Python Forum

Full Version: Scraping external URLs from pages
You're currently viewing a stripped down version of our content. View the full version with proper formatting.
I'd like to start this off by saying I know nothing at all about Python. If what I want to do is possible, I'll need to find someone to help me to do it.

I have a list of a few million URLs that I gathered using ScrapeBox. I would like to scrape all of those pages for external domains. My end goal is to find available domains that can be registered. I'd like to find a more cost effective method of scraping external URLs. ScrapeBox uses Windows hosting and to scale it to what I want isn't cost effective.

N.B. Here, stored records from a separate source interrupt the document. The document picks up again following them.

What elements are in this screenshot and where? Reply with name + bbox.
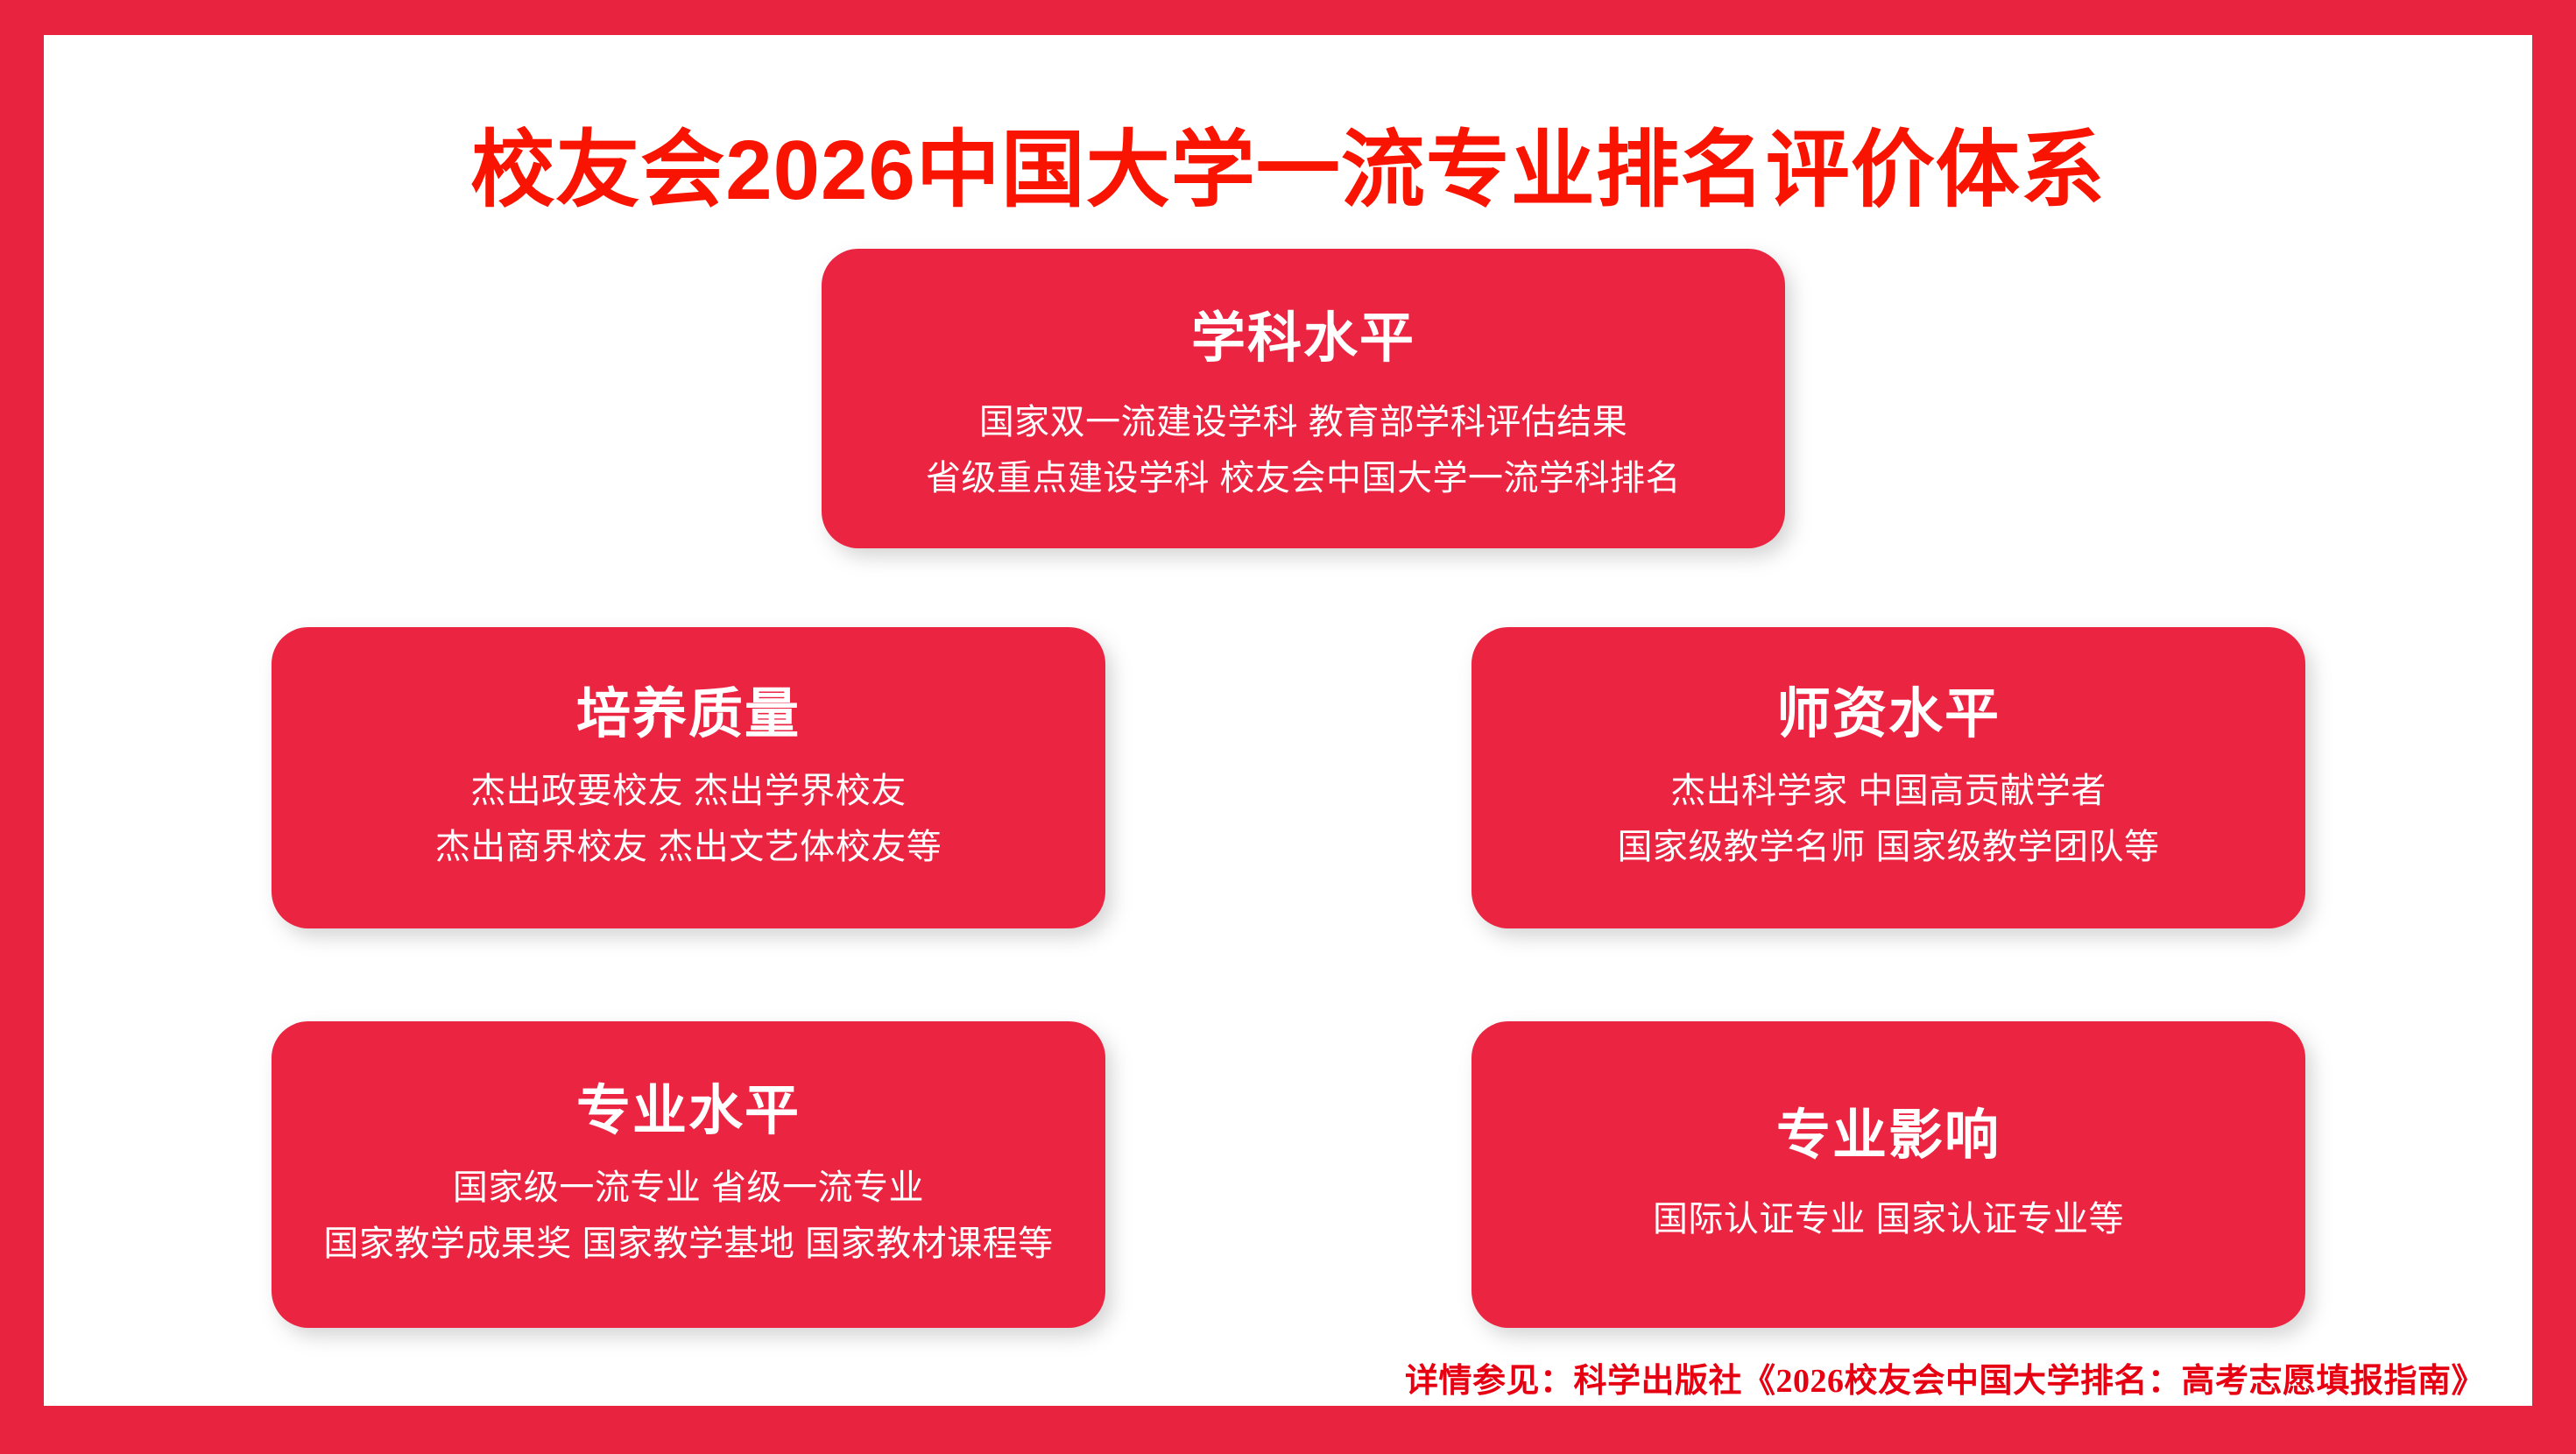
- card-major-level[interactable]: 专业水平 国家级一流专业 省级一流专业 国家教学成果奖 国家教学基地 国家教材课…: [272, 1021, 1105, 1328]
- page-title: 校友会2026中国大学一流专业排名评价体系: [44, 127, 2532, 215]
- card-faculty[interactable]: 师资水平 杰出科学家 中国高贡献学者 国家级教学名师 国家级教学团队等: [1471, 627, 2305, 928]
- card-faculty-title: 师资水平: [1776, 685, 2001, 745]
- card-discipline-lines: 国家双一流建设学科 教育部学科评估结果 省级重点建设学科 校友会中国大学一流学科…: [926, 399, 1681, 502]
- card-major-impact[interactable]: 专业影响 国际认证专业 国家认证专业等: [1471, 1021, 2305, 1328]
- card-discipline-line-1: 国家双一流建设学科 教育部学科评估结果: [979, 399, 1628, 446]
- card-cultivation-title: 培养质量: [576, 685, 801, 745]
- card-faculty-line-2: 国家级教学名师 国家级教学团队等: [1617, 823, 2159, 871]
- card-faculty-line-1: 杰出科学家 中国高贡献学者: [1670, 767, 2107, 815]
- card-major-impact-line-1: 国际认证专业 国家认证专业等: [1653, 1196, 2124, 1243]
- card-major-impact-title: 专业影响: [1776, 1106, 2001, 1166]
- poster-canvas: 校友会2026中国大学一流专业排名评价体系 学科水平 国家双一流建设学科 教育部…: [44, 35, 2532, 1406]
- card-cultivation-line-1: 杰出政要校友 杰出学界校友: [470, 767, 907, 815]
- footer-note: 详情参见：科学出版社《2026校友会中国大学排名：高考志愿填报指南》: [1405, 1353, 2485, 1401]
- card-cultivation-lines: 杰出政要校友 杰出学界校友 杰出商界校友 杰出文艺体校友等: [435, 767, 942, 871]
- card-cultivation-line-2: 杰出商界校友 杰出文艺体校友等: [435, 823, 942, 871]
- card-major-level-line-1: 国家级一流专业 省级一流专业: [453, 1164, 924, 1211]
- card-major-impact-lines: 国际认证专业 国家认证专业等: [1653, 1196, 2124, 1243]
- poster-root: 校友会2026中国大学一流专业排名评价体系 学科水平 国家双一流建设学科 教育部…: [0, 0, 2576, 1454]
- card-discipline-title: 学科水平: [1191, 309, 1415, 369]
- card-discipline[interactable]: 学科水平 国家双一流建设学科 教育部学科评估结果 省级重点建设学科 校友会中国大…: [822, 249, 1785, 548]
- card-cultivation[interactable]: 培养质量 杰出政要校友 杰出学界校友 杰出商界校友 杰出文艺体校友等: [272, 627, 1105, 928]
- card-major-level-lines: 国家级一流专业 省级一流专业 国家教学成果奖 国家教学基地 国家教材课程等: [323, 1164, 1053, 1267]
- card-discipline-line-2: 省级重点建设学科 校友会中国大学一流学科排名: [926, 455, 1681, 502]
- card-major-level-line-2: 国家教学成果奖 国家教学基地 国家教材课程等: [323, 1220, 1053, 1267]
- card-faculty-lines: 杰出科学家 中国高贡献学者 国家级教学名师 国家级教学团队等: [1617, 767, 2159, 871]
- card-major-level-title: 专业水平: [576, 1082, 801, 1141]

How difficult would this be to do in Python? Also, would it be costly to churn through millions of URLs?
I don't think I got the idea...but check this:

First you have to read the list of domain, modify them and after that, ping the new address.
If the ping returns OK, you know that the modified domains is taken.
I do a little scraping, maybe I can help you.
Let me know.
Thank you
Renny
@Blue Dog: This is not a post in Jobs section. If you can and want to contribute to discussion please share your thoughts in a public post in the thread.
@Apook, let me know if you want to move it to Jobs section-that is if you want to hire someone to do it for you.
This isn't a post seeking someone to do it. I just want to know if it's possible to be done. I have a text file with millions of URLs. Each URL is a web page. I need to have all the links on each of the pages scraped and put into a text file. I was wondering if this is possible. At this point I don't have the ability to hire anyone to do it. I just want to know if this is possible.
Yes, it is possible, and probably easier than you expect it would be :)

The modules requests (to fetch the page at the url) and BeautifulSoup (to quickly and easily parse that page) will make this very easy for you.